Rubber and Plastics: 2 to Love, 2 to Shun

Advertisement

I’ve said it before, and I’ll say it again: Most of my very best stock picks have come from industries most investors didn’t even know existed, and were companies most investors had never even heard of.

My latest search for the obscure has led me to a group of equities that — despite a recent rally — is well undervalued. That industry? Rubber and plastics.

The name that immediately comes to mind regarding this category is Goodyear Tire & Rubber (NYSE:GT), and that’s largely because it’s the only name in the category most investors have even heard of. When you dig deeper into the admittedly boring world of plastics, however, a couple of the mid-tier companies really stand out as solid investment candidates. On the other hand, a couple of others stand out as names to steer clear of.

Two You Want

When an investor first learns that $2.1 billion company Berry Plastics (NYSE:BERY) — an organization that racked up $4.7 billion in sales and turned in $726 million in EBITDA over the past four quarters — is also sitting on $3.9 billion in debt, eyebrows might be raised. Indeed, even recent efforts to refinance just $1 billion in debt that’s maturing between now and 2016 doesn’t immediately feel like it’s a step in the right direction. The terms of the new term loan call for an interest rate that’s 3% more than the LIBOR rate.

What investors may not recognize is that such leverage is actually pretty common in the packaging industry, and that Berry Plastics can produce a top and bottom line that’s consistent enough to handle a seemingly high debt load.

Margins are paper thin, but for a highly levered company like Berry Plastics, that may actually be a good thing. If the refi makes the company’s debt any cheaper at all, it can magnify the positive impact on the bottom line. Translation: Berry may be much more profitable in 2013 than it’s currently getting credit for.

If you’re looking for hardcore organic growth rather than accounting-statement growth, then consider AEP Industries (NASDAQ:AEPI). In 2012, AEP’s bottom line was up 87%. Most of it stemmed from just plain-old increased demand and good expense control. It’s unlikely AEP can maintain that pace, but it doesn’t need to — it already has the market’s attention.

Two You Don’t Want

When it rains it pours, at least for Rogers (NYSE:ROG).

Truth be told, through early January, things were going fine for the Connecticut-based foam supplier. The stock was still beaming from the earnings beat in November, and Zacks deemed it a buy in late December, largely based on earnings growth. The analytics firm projected a long-term earnings growth rate of more than 13%.

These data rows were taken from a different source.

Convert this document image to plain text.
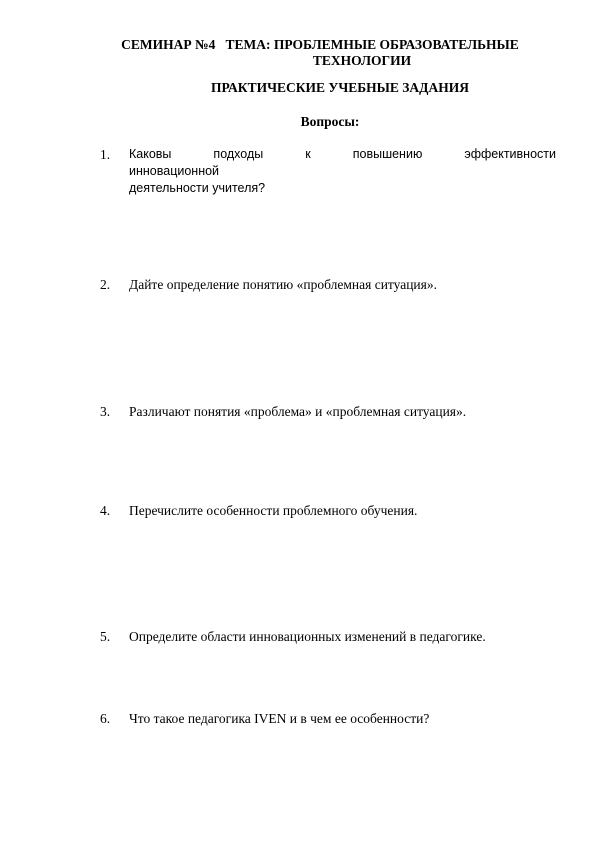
СЕМИНАР №4   ТЕМА: ПРОБЛЕМНЫЕ ОБРАЗОВАТЕЛЬНЫЕ
ТЕХНОЛОГИИ
ПРАКТИЧЕСКИЕ УЧЕБНЫЕ ЗАДАНИЯ
Вопросы:
1.	Каковы подходы к повышению эффективности инновационной
деятельности учителя?
2.	Дайте определение понятию «проблемная ситуация».
3.	Различают понятия «проблема» и «проблемная ситуация».
4.	Перечислите особенности проблемного обучения.
5.	Определите области инновационных изменений в педагогике.
6.	Что такое педагогика IVEN и в чем ее особенности?
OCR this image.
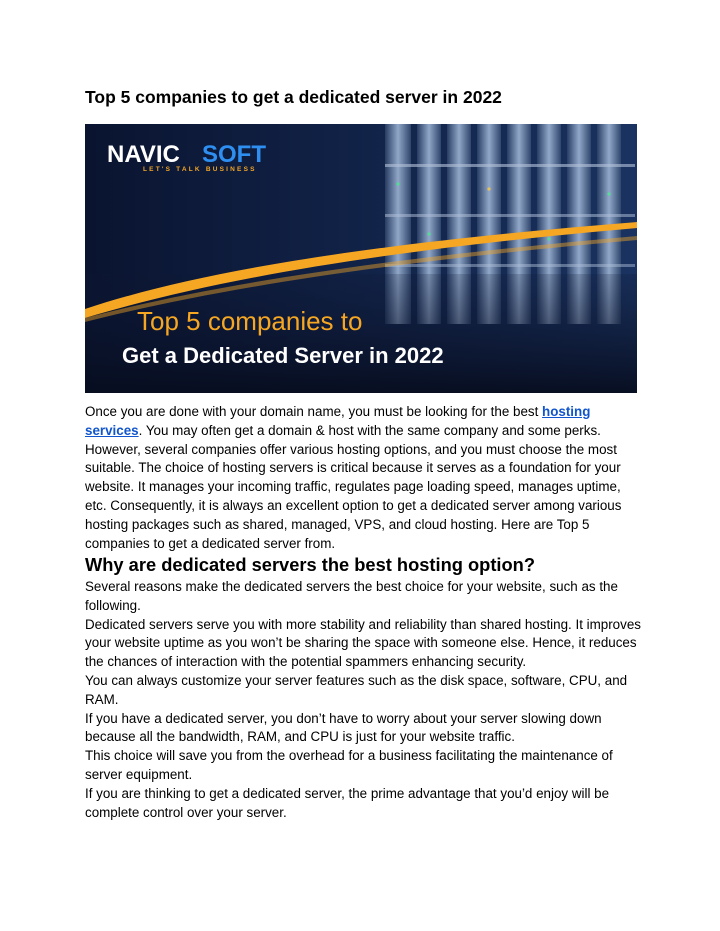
Top 5 companies to get a dedicated server in 2022
NAVIC SOFT
LET'S TALK BUSINESS
Top 5 companies to
Get a Dedicated Server in 2022

Once you are done with your domain name, you must be looking for the best hosting services. You may often get a domain & host with the same company and some perks. However, several companies offer various hosting options, and you must choose the most suitable. The choice of hosting servers is critical because it serves as a foundation for your website. It manages your incoming traffic, regulates page loading speed, manages uptime, etc. Consequently, it is always an excellent option to get a dedicated server among various hosting packages such as shared, managed, VPS, and cloud hosting. Here are Top 5 companies to get a dedicated server from.

Why are dedicated servers the best hosting option?

Several reasons make the dedicated servers the best choice for your website, such as the following.

Dedicated servers serve you with more stability and reliability than shared hosting. It improves your website uptime as you won’t be sharing the space with someone else. Hence, it reduces the chances of interaction with the potential spammers enhancing security.

You can always customize your server features such as the disk space, software, CPU, and RAM.

If you have a dedicated server, you don’t have to worry about your server slowing down because all the bandwidth, RAM, and CPU is just for your website traffic.

This choice will save you from the overhead for a business facilitating the maintenance of server equipment.

If you are thinking to get a dedicated server, the prime advantage that you’d enjoy will be complete control over your server.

As it turns out DA Davidson may have had its finger on Rogers’ pulse more so than Zacks did. Davidson downgraded Rogers from a buy to neutral in mid-January, and just a couple of weeks later Rogers reeled in its fourth-quarter sales outlook by about 6%. It’s Q4 EPS guidance is now about half of what it was just a few weeks ago.

One stumble does not a disaster make. But, if clichés apply, here’s another one: Where there’s smoke, there’s fire. All too often, one round of lowered guidance can become two, and three…

If for no other reason than the acquisition process of Spartech (NYSE:SEH) is already under way (and the stock has already reached close to its maximum value), it’s best avoided. Even if the PolyOne’s purchase falls through though, Spartech is still a mess.

Not that any plastic or rubber company is generating profoundly high margins, but Spartech has been putting up plastic-wrap-thin margins for a long, long time. Over the past four quarters, Spartech’s net profit margins have been just a tad over 0.2% … and that was a fairly typical year. It works, but it leaves no room for error. The market doesn’t like no room for error.

If that weren’t alarming enough, Spartech’s CEO is now due a $5 million golden parachute if the PolyOne buyout happens — an arrangement that was made after the offer was on the table.

Just for perspective, Spartech has lost a total $60 million over the past four years, and the CEO is going to put $5 million in her pocket for being lucky enough to find a buyer for the struggling company. Granted, the acquisition is the best thing that could happen for shareholders, but on the off chance PolyOne backs out, Spartech doesn’t have much else going for it, and we’ve already seen a glimpse of management’s character.

As of this writing, James Brumley didn’t hold a position in any of the aforementioned companies.